For instance, this is what our export command looks like:

rule export:
    message: "Exporting data files for auspice"
    input:
        tree = rules.prune_outgroup.output.tree,
        metadata = rules.combine_strain_epi_names.output.metadata,
        branch_lengths = rules.refine.output.node_data,
        traits = rules.traits.output.node_data,
        nt_muts = rules.ancestral.output.node_data,
        aa_muts = rules.translate.output.node_data,
        colors = files.colors,
        lat_longs = files.lat_longs,
        clades = rules.clades.output.clade_data,
        auspice_config = files.auspice_config
    output:
        auspice_tree = rules.all.input.auspice_tree,
        auspice_meta = rules.all.input.auspice_meta
    shell:
        """
        augur export \
            --tree {input.tree} \
            --metadata {input.metadata} \
            --node-data {input.branch_lengths} {input.traits} {input.nt_muts} {input.clades} {input.aa_muts} \
            --colors {input.colors} \
            --lat-longs {input.lat_longs} \
            --auspice-config {input.auspice_config} \
            --output-tree {output.auspice_tree} \
            --output-meta {output.auspice_meta}
        """

Note that in the input we have clades = rules.clades.output.clade_data and in the --node-data flag, we have an argument {input.clades}.

Important: You may have to edit the names depending on how you named your rules, your inputs, and your outputs.
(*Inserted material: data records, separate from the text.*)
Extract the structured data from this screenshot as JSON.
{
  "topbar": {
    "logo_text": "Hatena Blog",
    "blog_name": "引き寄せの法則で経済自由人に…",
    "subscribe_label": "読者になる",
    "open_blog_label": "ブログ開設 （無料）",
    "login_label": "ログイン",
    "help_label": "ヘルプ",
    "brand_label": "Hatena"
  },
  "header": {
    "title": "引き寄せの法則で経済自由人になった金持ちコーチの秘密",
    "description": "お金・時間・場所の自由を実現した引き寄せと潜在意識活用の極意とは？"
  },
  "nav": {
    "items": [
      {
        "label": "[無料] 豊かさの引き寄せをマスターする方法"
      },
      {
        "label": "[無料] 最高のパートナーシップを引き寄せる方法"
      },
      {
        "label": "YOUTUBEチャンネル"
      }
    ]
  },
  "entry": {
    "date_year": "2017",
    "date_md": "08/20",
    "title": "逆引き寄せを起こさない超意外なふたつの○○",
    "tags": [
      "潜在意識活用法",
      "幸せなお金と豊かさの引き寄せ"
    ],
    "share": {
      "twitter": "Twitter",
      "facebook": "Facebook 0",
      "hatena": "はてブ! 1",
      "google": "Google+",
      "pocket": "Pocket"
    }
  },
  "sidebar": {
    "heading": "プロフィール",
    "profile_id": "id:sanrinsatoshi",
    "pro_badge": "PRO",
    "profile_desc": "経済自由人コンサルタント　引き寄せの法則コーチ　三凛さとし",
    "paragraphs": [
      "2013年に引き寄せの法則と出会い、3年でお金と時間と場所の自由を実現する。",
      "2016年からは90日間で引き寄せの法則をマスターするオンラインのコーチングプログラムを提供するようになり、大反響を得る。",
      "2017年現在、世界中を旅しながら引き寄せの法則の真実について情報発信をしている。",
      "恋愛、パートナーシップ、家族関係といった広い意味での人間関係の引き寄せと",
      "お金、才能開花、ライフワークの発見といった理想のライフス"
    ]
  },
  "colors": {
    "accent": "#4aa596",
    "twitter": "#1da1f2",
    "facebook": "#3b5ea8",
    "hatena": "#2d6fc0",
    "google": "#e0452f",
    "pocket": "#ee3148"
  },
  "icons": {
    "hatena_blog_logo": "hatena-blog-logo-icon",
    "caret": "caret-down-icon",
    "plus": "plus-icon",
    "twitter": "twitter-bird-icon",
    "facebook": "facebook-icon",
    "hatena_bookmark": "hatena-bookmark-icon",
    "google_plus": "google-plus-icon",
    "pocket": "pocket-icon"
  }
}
For example, in the export rule above, we have a line that says clades = rules.clades.output.clade_data. This is formatted this way because we have a rule called clades and the output from that rule is called clade_data. However if our rule had been called something different, say label_clades_on_my_tree, then the referenced file would have to be labelled rules.label_clades_on_my_tree.output.clade_data. This is also true for however you name the output files.